Place these codes in the same directory as the data, putting the training folders "images" and "features" in a folder named "x_train", the training output in a folder named "y_train", and the validation folders "images" and "features" in a "x_test" folder. Run
python model.py
for method 1, and
python cnn_based_model.py
for method 2.
For this challenge my goal was to build a model using the images and the masks. I first built a model using a CoxPH Fitter, with the data from clinicals.csv and radiomics.csv. I then built a CNN based model, learning from the clinicals, radiomics, and the images, with a coxPH loss function (based on the DeepSurv model).

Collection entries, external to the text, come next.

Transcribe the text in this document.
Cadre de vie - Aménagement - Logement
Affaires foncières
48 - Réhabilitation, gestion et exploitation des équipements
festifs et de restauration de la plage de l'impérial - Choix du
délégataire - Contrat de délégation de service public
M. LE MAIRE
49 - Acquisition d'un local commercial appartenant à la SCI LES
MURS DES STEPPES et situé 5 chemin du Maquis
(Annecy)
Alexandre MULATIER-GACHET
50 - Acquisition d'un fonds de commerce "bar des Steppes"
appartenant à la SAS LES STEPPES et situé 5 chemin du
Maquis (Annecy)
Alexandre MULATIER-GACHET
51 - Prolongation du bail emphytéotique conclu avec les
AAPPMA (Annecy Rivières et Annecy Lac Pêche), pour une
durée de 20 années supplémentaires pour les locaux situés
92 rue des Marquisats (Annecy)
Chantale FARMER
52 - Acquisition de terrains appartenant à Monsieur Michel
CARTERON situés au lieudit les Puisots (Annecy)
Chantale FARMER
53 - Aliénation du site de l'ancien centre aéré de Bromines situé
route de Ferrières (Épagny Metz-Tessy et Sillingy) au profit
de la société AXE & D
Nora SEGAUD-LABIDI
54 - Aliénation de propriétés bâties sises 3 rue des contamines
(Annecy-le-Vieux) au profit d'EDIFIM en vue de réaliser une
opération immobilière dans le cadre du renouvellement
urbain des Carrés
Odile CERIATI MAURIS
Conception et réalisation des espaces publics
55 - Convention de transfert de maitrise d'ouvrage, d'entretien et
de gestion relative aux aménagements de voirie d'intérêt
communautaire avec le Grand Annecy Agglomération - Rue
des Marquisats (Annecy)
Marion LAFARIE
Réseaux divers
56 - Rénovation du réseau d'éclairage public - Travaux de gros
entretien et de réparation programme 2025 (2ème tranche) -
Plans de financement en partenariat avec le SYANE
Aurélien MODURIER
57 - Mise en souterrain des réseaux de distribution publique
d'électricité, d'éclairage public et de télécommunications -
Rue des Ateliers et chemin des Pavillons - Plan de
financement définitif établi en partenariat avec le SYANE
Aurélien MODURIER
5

This model first takes the data, transforms it into dummy variables, then uses the CoxPHFitter from the lifelines library in python. It achieves a c-index of 0.74 for the train set, and about 0.64 for the validation set (overfitting). It could be improved through features selection with a correlation matrix or other methods, and data normalization. Most of the time for this challenge was spent on the second method.
This model is a multi-input neural network, taking the clinicals, radiomics as well as the scans. The first two are passed into a few Dense layers, using BatchNormalization and Dropout. The scans are passed into a ResNet50. We use a pre-trained model to balance the fact that the dataset is so small. More than the time-to-event, the model predicts for now the hazard ratio, trying to maximize the Cox Proportional Hazard Model equation. However if this model does indeed learn (as we can see in the figures below), it doesen't output satisfying variables, with a hazard-ratio of 1.0 for each input after 20 epochs.
Model using radiomics+scans after 10 epochs Model using radiomics+scans+clinicals after 20 epoch
This model could mostly be improved by a better implementation of the cox loss function.